The type and intended use of the data determine the optimal format.
- Parquet: Highly efficient for large datasets
- Joblib: Great for Python-specific tasks
- Pickle: Great for Python objects
- HDF5: Great for large heirarchical or multidimensional data
- JSON: Great for structured, human-readable data
- CSV: Best for table-like data that humans will read
Parquet
Parquet is highly efficient for large datasets due to its columnar storage format. It supports compression to reduce file size without significant performance loss.
df.to_parquet("training_data.parquet", compression="snappy")
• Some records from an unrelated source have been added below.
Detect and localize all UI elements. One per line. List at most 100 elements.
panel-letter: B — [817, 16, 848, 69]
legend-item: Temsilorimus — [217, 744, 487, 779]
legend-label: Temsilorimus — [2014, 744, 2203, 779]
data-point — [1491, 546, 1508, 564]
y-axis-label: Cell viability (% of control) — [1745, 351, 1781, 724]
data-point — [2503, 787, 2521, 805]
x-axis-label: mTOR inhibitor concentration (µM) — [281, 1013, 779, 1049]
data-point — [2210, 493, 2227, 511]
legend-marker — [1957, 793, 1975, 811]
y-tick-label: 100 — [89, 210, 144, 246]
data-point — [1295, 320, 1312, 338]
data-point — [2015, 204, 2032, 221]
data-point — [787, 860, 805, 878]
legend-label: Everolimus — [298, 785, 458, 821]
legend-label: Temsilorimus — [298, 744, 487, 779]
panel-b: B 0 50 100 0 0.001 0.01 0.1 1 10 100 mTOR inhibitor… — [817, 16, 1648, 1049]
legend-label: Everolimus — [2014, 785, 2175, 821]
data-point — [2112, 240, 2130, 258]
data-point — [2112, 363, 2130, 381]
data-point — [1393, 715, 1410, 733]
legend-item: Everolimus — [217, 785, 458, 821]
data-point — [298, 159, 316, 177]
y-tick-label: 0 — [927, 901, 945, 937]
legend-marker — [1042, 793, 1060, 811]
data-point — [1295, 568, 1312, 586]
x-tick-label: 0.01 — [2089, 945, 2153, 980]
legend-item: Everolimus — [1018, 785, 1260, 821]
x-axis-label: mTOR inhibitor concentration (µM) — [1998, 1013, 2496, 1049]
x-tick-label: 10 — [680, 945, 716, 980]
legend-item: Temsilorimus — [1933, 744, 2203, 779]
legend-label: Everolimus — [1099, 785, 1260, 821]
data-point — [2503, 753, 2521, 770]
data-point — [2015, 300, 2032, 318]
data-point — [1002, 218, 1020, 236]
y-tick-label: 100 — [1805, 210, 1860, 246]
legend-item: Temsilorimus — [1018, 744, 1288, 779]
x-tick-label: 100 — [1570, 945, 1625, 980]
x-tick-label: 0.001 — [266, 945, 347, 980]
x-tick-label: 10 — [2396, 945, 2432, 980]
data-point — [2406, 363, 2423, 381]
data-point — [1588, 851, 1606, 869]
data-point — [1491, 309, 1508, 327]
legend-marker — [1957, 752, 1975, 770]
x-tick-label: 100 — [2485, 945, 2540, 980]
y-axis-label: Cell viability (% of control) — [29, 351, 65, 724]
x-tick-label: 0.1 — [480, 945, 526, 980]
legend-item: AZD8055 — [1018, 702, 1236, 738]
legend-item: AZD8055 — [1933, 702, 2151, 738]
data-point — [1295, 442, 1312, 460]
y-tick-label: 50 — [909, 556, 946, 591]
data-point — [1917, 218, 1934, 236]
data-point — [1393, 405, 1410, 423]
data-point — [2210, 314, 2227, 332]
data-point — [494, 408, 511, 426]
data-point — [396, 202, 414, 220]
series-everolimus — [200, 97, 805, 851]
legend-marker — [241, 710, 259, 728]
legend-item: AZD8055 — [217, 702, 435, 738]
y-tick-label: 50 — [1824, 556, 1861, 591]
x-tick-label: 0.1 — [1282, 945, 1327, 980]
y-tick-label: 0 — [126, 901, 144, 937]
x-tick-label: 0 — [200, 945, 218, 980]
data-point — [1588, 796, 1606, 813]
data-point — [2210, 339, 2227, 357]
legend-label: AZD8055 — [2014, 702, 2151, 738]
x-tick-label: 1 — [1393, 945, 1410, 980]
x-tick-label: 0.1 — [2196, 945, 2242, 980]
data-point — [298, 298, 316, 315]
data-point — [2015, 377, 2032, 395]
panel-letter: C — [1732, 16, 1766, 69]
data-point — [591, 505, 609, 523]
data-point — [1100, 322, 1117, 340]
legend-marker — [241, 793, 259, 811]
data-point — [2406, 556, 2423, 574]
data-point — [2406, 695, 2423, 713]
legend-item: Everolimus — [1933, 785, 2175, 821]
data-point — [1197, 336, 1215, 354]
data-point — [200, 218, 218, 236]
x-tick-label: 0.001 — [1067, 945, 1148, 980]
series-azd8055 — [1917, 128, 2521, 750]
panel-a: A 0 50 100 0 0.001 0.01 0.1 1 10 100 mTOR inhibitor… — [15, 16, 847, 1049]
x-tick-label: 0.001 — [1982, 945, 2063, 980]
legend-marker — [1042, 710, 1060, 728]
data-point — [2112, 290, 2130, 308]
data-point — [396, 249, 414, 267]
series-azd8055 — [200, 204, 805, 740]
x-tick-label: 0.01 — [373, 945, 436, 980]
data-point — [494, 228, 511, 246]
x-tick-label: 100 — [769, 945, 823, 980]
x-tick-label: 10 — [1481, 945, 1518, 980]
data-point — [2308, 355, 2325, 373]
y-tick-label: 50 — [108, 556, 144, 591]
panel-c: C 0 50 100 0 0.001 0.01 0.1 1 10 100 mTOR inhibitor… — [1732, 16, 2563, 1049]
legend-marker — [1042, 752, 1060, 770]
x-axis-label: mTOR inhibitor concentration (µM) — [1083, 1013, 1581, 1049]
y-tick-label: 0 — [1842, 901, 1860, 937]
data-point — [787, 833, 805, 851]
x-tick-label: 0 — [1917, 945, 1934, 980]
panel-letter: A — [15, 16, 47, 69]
df = pd.read_parquet("training_data.parquet")
Joblib
Joblib is great for optimization and memory-efficient storage for large objects. If the Python object isn’t very large, pickel might be better.
from joblib import dump, load
# Save data
dump(data, "training_data.joblib")
# Load data
data = load("training_data.joblib")
Pickle
Pickle is great for smaller Python objects where Joblib isn’t faster. It directly supports Python data structures, but it can be insecure if loading untrusted files.
import pickle
# Save data
with open("training_data.pkl", "wb") as f:
pickle.dump(data, f)
# Load data
with open("training_data.pkl", "rb") as f:
data = pickle.load(f)
HDF5
HDF5 is great for large hierarchical or multidemnsional data.
import h5py
# Save data
with h5py.File("training_data.h5", "w") as f:
f.create_dataset("dataset", data=array)
# Load data
with h5py.File("training_data.h5", "r") as f:
array = f["dataset"][:]
JSON
JSON is great for structured data like dictionaries. It is very readable and is portable cross-platform.
import json
# Save data
with open("training_data.json", "w") as f:
json.dump(data, f)
# Load data
with open("training_data.json", "r") as f:
data = json.load(f)
CSV
The first is CSV (Comma-Seperated Values). This data structure is much easier for humans to read, but as the file sizes increase, it struggles. Additionally, it has limited support for complex data structures
import pandas as pd
# Save data to CSV
df.to_csv("training_data.csv", index=False)
# Load data
df = pd.read_csv("training_data.csv")
The math
For those who are curious and want a more mathematically rigorous explanation of what I did for my project, here is the link: [https://acrobat.adobe.com/id/urn:aaid:sc:VA6C2:ccc7aecb-dde2-4a3c-b4db-8a8c2e9c091c].
Last Words
How to Find the Information
- a. Start with foundational resources: Use reliable sources like research papers, books, or official APIs.
- b. Ask the right questions: Break problems into smaller, focused questions to guide exploration.
- c. Build a system: Use tools like Notion, PARA, or spaced repetition for organized, effective learning.
- d. Experiment: Apply what you learn in a hands-on way to reinforce concepts.